It’s 4th of July, Pinellas County! Scooter says, “Let’s look at Florida’s Favorite Red, White and Blue Birds!”
Sparklers, hot dogs, watermelons and fireworks abound as Florida’s Pinellas and North Pinellas county areas prepare to celebrate this year’s 4th of July Independence Day! But aside from all the fun and great celebrations, Florida has its own “reds, whites and blues” to celebrate! We’re talking about Florida’s beautiful red, white and blue birds. But not the average ones… although they’re all beautiful, some do tend to stand out more. So in celebration of Florida’s Fourth of July, lets take a look at three of the state’s most exotic and interesting red, white and blue birds!
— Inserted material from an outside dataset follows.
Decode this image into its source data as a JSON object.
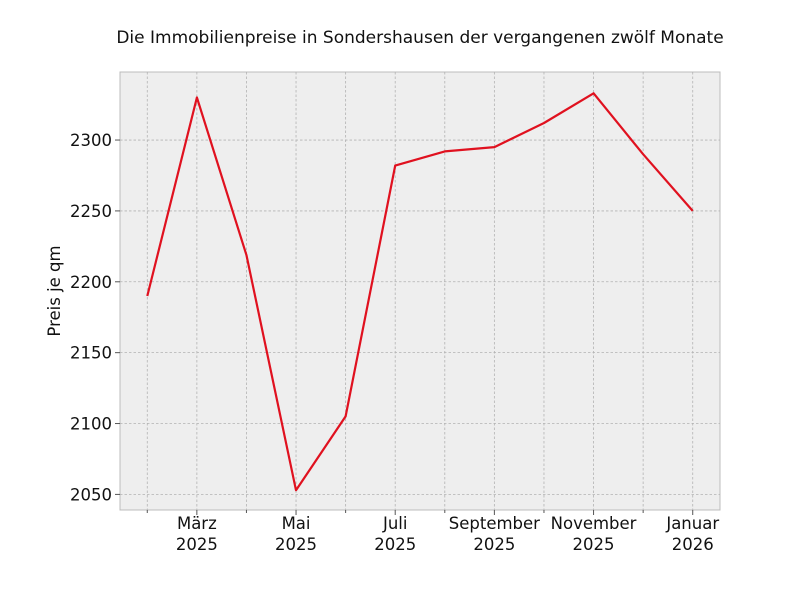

Scarlet Ibis: One standout among Florida’s most colorful birds is the very red, Scarlet Ibis. While Scooter loved the story about Doodle and his brother, we’re talking about the bird, folks. And, yes! They do exist along our muddy shores. Introduced in 1961 under the approval of the United State’s Department of the Interior and the State of Florida by naturalist Carter Bundy, the birds have held an almost mythical position along Florida’s wetland areas. A protected species, they are difficult to see and photograph in the wild. These scarlet red-plumed birds dine on crabs, small fish, frogs, insects and small snakes it finds along the shores of mudflats and lagoons. Although not considered invasive to other species or a threat to Florida’s current eco structure, they are non-native and considered one of Florida’s most exotic introductions.
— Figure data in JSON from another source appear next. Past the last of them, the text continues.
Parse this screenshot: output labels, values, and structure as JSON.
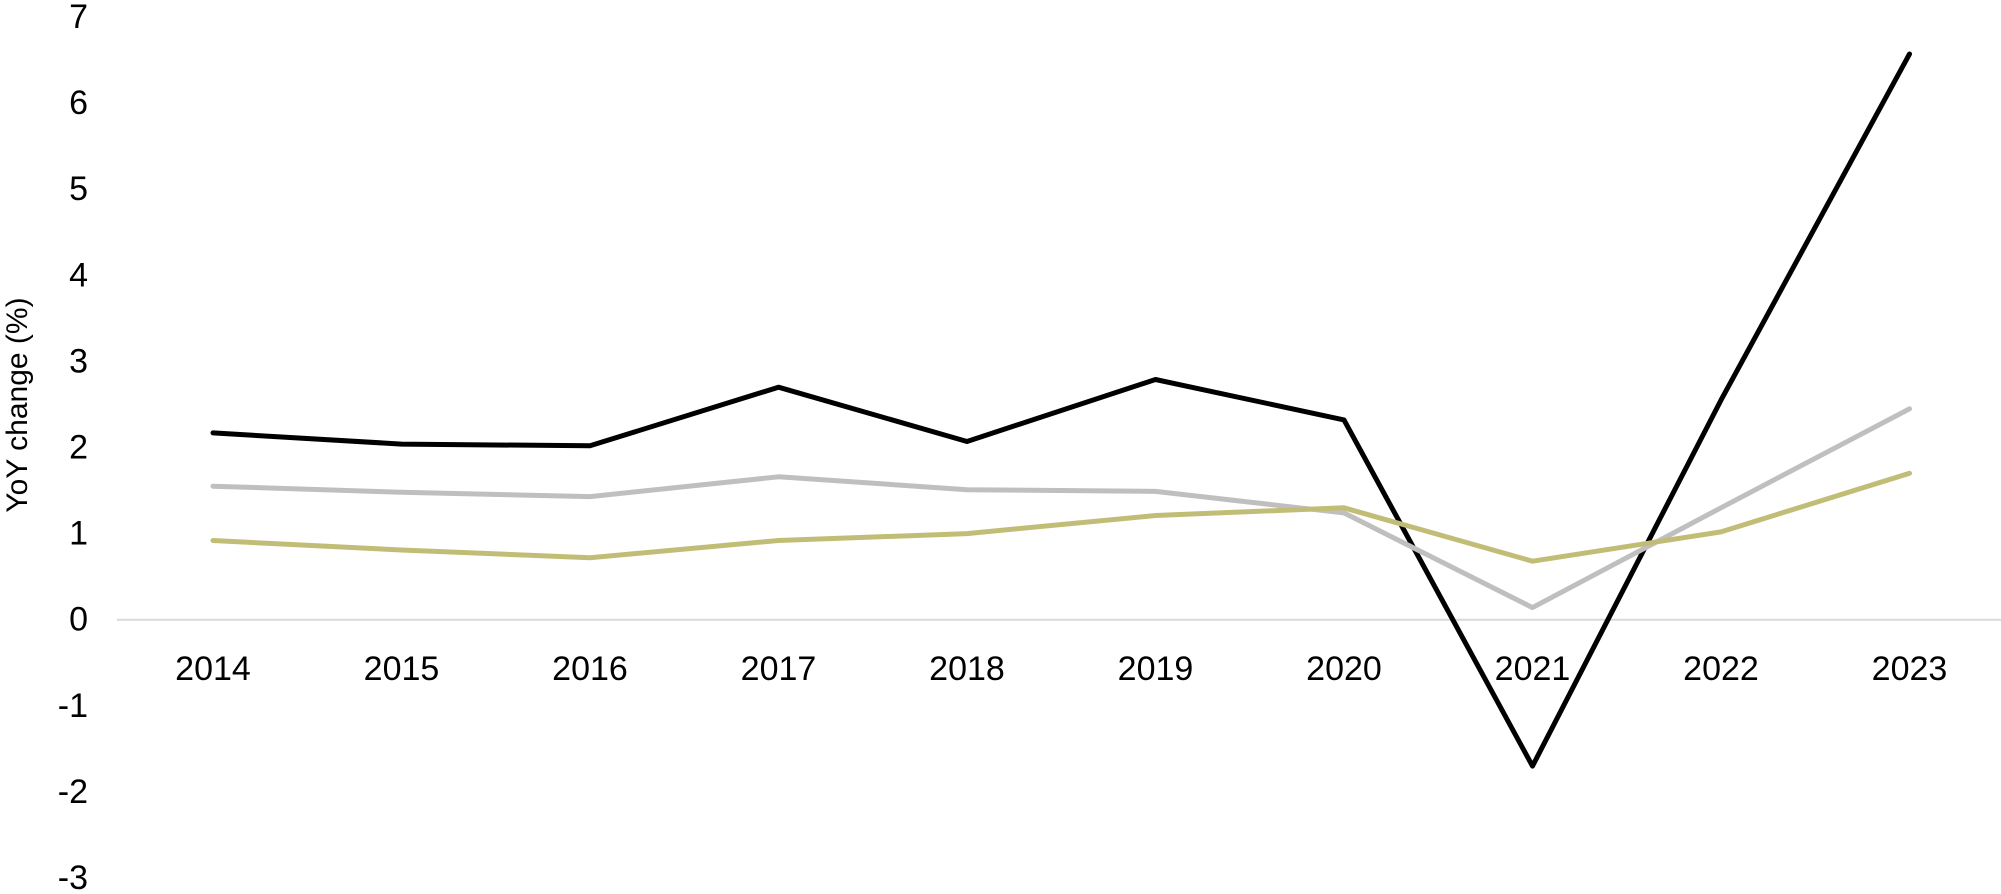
{
  "chart_data": {
    "type": "line",
    "title": "",
    "xlabel": "",
    "ylabel": "YoY change (%)",
    "categories": [
      "2014",
      "2015",
      "2016",
      "2017",
      "2018",
      "2019",
      "2020",
      "2021",
      "2022",
      "2023"
    ],
    "yticks": [
      "7",
      "6",
      "5",
      "4",
      "3",
      "2",
      "1",
      "0",
      "-1",
      "-2",
      "-3"
    ],
    "ylim": [
      -3,
      7
    ],
    "grid": false,
    "legend": "none",
    "series": [
      {
        "color": "#000000",
        "values": [
          2.17,
          2.04,
          2.02,
          2.7,
          2.07,
          2.79,
          2.32,
          -1.7,
          2.55,
          6.57
        ]
      },
      {
        "color": "#bfbfbf",
        "values": [
          1.55,
          1.48,
          1.43,
          1.66,
          1.51,
          1.49,
          1.24,
          0.14,
          1.3,
          2.45
        ]
      },
      {
        "color": "#c2bd76",
        "values": [
          0.92,
          0.81,
          0.72,
          0.92,
          1.0,
          1.21,
          1.3,
          0.68,
          1.02,
          1.7
        ]
      }
    ]
  }
}
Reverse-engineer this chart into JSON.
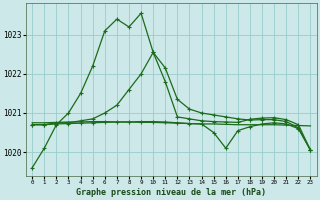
{
  "title": "Graphe pression niveau de la mer (hPa)",
  "background_color": "#cce8e8",
  "grid_color": "#99cccc",
  "line_color": "#1a6b1a",
  "x_labels": [
    "0",
    "1",
    "2",
    "3",
    "4",
    "5",
    "6",
    "7",
    "8",
    "9",
    "10",
    "11",
    "12",
    "13",
    "14",
    "15",
    "16",
    "17",
    "18",
    "19",
    "20",
    "21",
    "22",
    "23"
  ],
  "yticks": [
    1020,
    1021,
    1022,
    1023
  ],
  "ylim_low": 1019.4,
  "ylim_high": 1023.8,
  "series_steep": [
    1019.6,
    1020.1,
    1020.7,
    1021.0,
    1021.5,
    1022.2,
    1023.1,
    1023.4,
    1023.2,
    1023.55,
    1022.55,
    1021.8,
    1020.9,
    1020.85,
    1020.8,
    1020.78,
    1020.77,
    1020.76,
    1020.84,
    1020.87,
    1020.88,
    1020.83,
    1020.7,
    1020.05
  ],
  "series_broad": [
    1020.7,
    1020.7,
    1020.75,
    1020.75,
    1020.8,
    1020.85,
    1021.0,
    1021.2,
    1021.6,
    1022.0,
    1022.55,
    1022.15,
    1021.35,
    1021.1,
    1021.0,
    1020.95,
    1020.9,
    1020.85,
    1020.82,
    1020.83,
    1020.83,
    1020.78,
    1020.62,
    1020.05
  ],
  "series_dip": [
    1020.7,
    1020.7,
    1020.72,
    1020.73,
    1020.74,
    1020.75,
    1020.76,
    1020.77,
    1020.77,
    1020.78,
    1020.78,
    1020.77,
    1020.75,
    1020.73,
    1020.72,
    1020.5,
    1020.1,
    1020.55,
    1020.65,
    1020.72,
    1020.75,
    1020.72,
    1020.6,
    1020.05
  ],
  "series_flat": [
    1020.75,
    1020.75,
    1020.76,
    1020.77,
    1020.77,
    1020.78,
    1020.78,
    1020.77,
    1020.77,
    1020.76,
    1020.76,
    1020.75,
    1020.74,
    1020.73,
    1020.72,
    1020.72,
    1020.71,
    1020.7,
    1020.7,
    1020.7,
    1020.7,
    1020.69,
    1020.68,
    1020.67
  ]
}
American White Pelican: Iconic in Florida’s advertisements, photo-ops and tourist lures, the American White Pelican is most often what comes to mind when one thinks of Florida’s shore birds. Although the Brown Pelican holds close to our hearts, its snowy white, rather over-sized, cousin darts in as a descriptive piece of oft-mentioned most popular vacation experiences.Preferring to stay close to shore, unlike its brown counterpart, the American White Pelican doesn’t dive for its food rather than grabbing at it from shallow spots. This bird hangs tight to its group structure and lends itself to relaxing on piers and floating lazily along the more shallow elements of Florida’s shorelines.
Indigo Bunting: An eye-catching deep blue, sometimes nearly iridescent purple, the Indigo Bunting is a favorite of Florida’s wild bird watching community. Not exactly rarely seen, its elusive nature and seemingly nervous personality provides eager bird watchers with little more than an interesting story of the “one that got away” at the feeder. While the females don’t enjoy such a cosmetic appeal, retaining a brown, dappled appearance, the males are often mistaken for Blue Grosbeaks which are also a deep blue and carry a similar shape and size.
Wish you all a safe, happy and healthy Fourth of July celebration! from Wild Birds Unlimited in Clearwater/Safety Harbor, Florida!